Preheat the oven to 375F/180C.
In a large bowl, cream the butter and sugar. Add the eggs and vanilla and mix well.
In a second bowl, mix the flours, quinoa, oats, baking powder, salt, cinnamon, and allspice.
Add the dry ingredients to the butter mixture, alternating with adding the buttermilk.
Mix in the parsnip.
Drop by spoonfuls onto baking sheets. Bake for 11-13 minutes. Cool on wire racks.
Meanwhile, mix the icing sugar and maple syrup to make the glaze.
Spoon over cooled cookies and allow to set.

Sunday, November 8, 2009

Nigel Slater's luxury cauliflower cheese

Nigel Slater, my new found cookbook friend, is a big fan of dairy products. Suits me, since dairy is a close second to vegetables in my "favourite food groups" stakes. So cauliflower cheese is a natural choice for Nigel and for me.

The recipe for Luxury Cauliflower Cheese from Slater's new cookbook started with these two absolutely beautiful romanesco cauliflowers. They came in my veg box. I took these pictures only partly for this blog--the fractal patterns in the florets may feature in an upcoming maths lesson.)

The sauce is a dairy-lover's dream. It starts with milk warmed with onions, cloves, and a bay leaf, and also includes butter, cream, and two types of cheese.

Luxury Cauliflower Cheese
adapted from Nigel Slater's Tender: v. 1: A Cook and His Vegetable Patch
serves 2 as a main dish or 4 as a side dish

a small onion, peeled
2 cloves
1 L milk
a bay leaf
50 g (about 1/4 c) butter
50 g (1/2 c) flour
4 T cream
100g (1 c) grated cheddar cheese
1 large or 2 medium cauliflowers, chopped
some Parmesan cheese, to serve

Stud the onion with the cloves. Heat the milk with the bay leaf and onion. When it reaches the boil, turn off the heat and let sit for 10 minutes.
Melt the butter in a heavy pan. Add the flour and stir until it is light golden and nutty smelling.
Add the warm milk gradually, whisking until smooth. Let it simmer for 15-20 minutes.
Meanwhile, boil the cauliflower cheese for 3-4 minutes and then drain.
Add the cream and cheese to the sauce and season well.
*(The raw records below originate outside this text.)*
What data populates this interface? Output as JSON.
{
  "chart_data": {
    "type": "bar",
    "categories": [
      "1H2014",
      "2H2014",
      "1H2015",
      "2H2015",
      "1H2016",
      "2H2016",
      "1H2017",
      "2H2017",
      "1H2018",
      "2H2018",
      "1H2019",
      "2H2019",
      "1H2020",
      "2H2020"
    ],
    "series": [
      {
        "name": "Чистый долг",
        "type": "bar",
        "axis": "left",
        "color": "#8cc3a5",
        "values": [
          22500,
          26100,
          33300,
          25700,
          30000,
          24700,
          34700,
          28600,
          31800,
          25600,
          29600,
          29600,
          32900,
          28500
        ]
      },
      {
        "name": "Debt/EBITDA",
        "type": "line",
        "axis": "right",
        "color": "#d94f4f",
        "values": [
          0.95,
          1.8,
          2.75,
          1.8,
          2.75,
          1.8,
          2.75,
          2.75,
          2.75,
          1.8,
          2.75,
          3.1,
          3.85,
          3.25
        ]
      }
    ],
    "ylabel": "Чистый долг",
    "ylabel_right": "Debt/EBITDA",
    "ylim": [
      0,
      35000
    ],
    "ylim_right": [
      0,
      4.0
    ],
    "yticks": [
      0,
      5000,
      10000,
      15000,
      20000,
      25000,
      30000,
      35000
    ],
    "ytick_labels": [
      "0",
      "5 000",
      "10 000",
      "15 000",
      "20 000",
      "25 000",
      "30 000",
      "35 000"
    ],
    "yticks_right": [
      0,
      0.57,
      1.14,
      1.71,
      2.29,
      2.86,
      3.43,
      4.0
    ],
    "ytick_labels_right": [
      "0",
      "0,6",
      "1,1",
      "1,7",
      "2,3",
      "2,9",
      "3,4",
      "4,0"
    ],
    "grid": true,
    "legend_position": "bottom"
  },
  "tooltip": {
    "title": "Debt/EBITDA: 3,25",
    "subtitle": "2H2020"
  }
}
Pour the sauce over the cauliflower.
Serve sprinkled with Parmesan cheese.

Saturday, November 7, 2009

minty hearts

Over the summer I was introduced to Assamese food with the help of my friends Pari, Sutapa, and Bipro. I'm proud to say that I ate the rice, dal, and fish curry with my fingers in the traditional way. And Sutapa showed me a food blog she reads regularly: Sunita's World. Sunita is an Assamese blogger who shares her family and food on her beautiful website. The first post I read was about Minty Babies, and I immediately added Sunita to my feed reader. These not very sweet snacks seemed perfect for me.

I finally made a batch this week. I used my heart shaped cookie cutters to show some love to my colleagues (and Ant's). I made a few changes to the recipe and I'd recommend serving them with creme fraiche, Greek yogurt, or jam.

What caught my eye about this recipe is that it only uses whole wheat flour and no sugar, really. They are not biscuits, actually, at all, but more like minty crackers.

The mint is blitzed with plain yogurt and cashew nuts before adding to the dough and rolling out. (The tiny green post-it has my recipe scribbles so that I don't have to refer to the laptop while baking.)

Minty Hearts
adapted from Sunita's World

1/2 c mint leaves
5 T plain yogurt
3 T cashew nuts
3 T mild oil
1/4 c water
2 c whole wheat flour
1 t salt
1 t sugar
1 t cinnamon

Put the mint leaves, yogurt, nuts, oil, and water in a food processor and pulse.
Mix the flour, salt, sugar, and cinnamon in a bowl.
Add the mint mixture and form into a dough.
Roll out to about half a centimetre thickness. Cut into shapes with cookie cutters and place on baking trays. Reroll leftover dough and continue cutting hearts until all the dough is used.
Bake at 180C/350F for about 13 minutes until lightly browned.

I made a double recipe so that Ant and I could each take a bag of hearts to our colleagues. They are great dunked in tea; yum. And I'm tempted regularly by Sunita's ideas, so have a look. Apart from delicious-looking baked goods, she also write about Assam main meals in a very accessible way.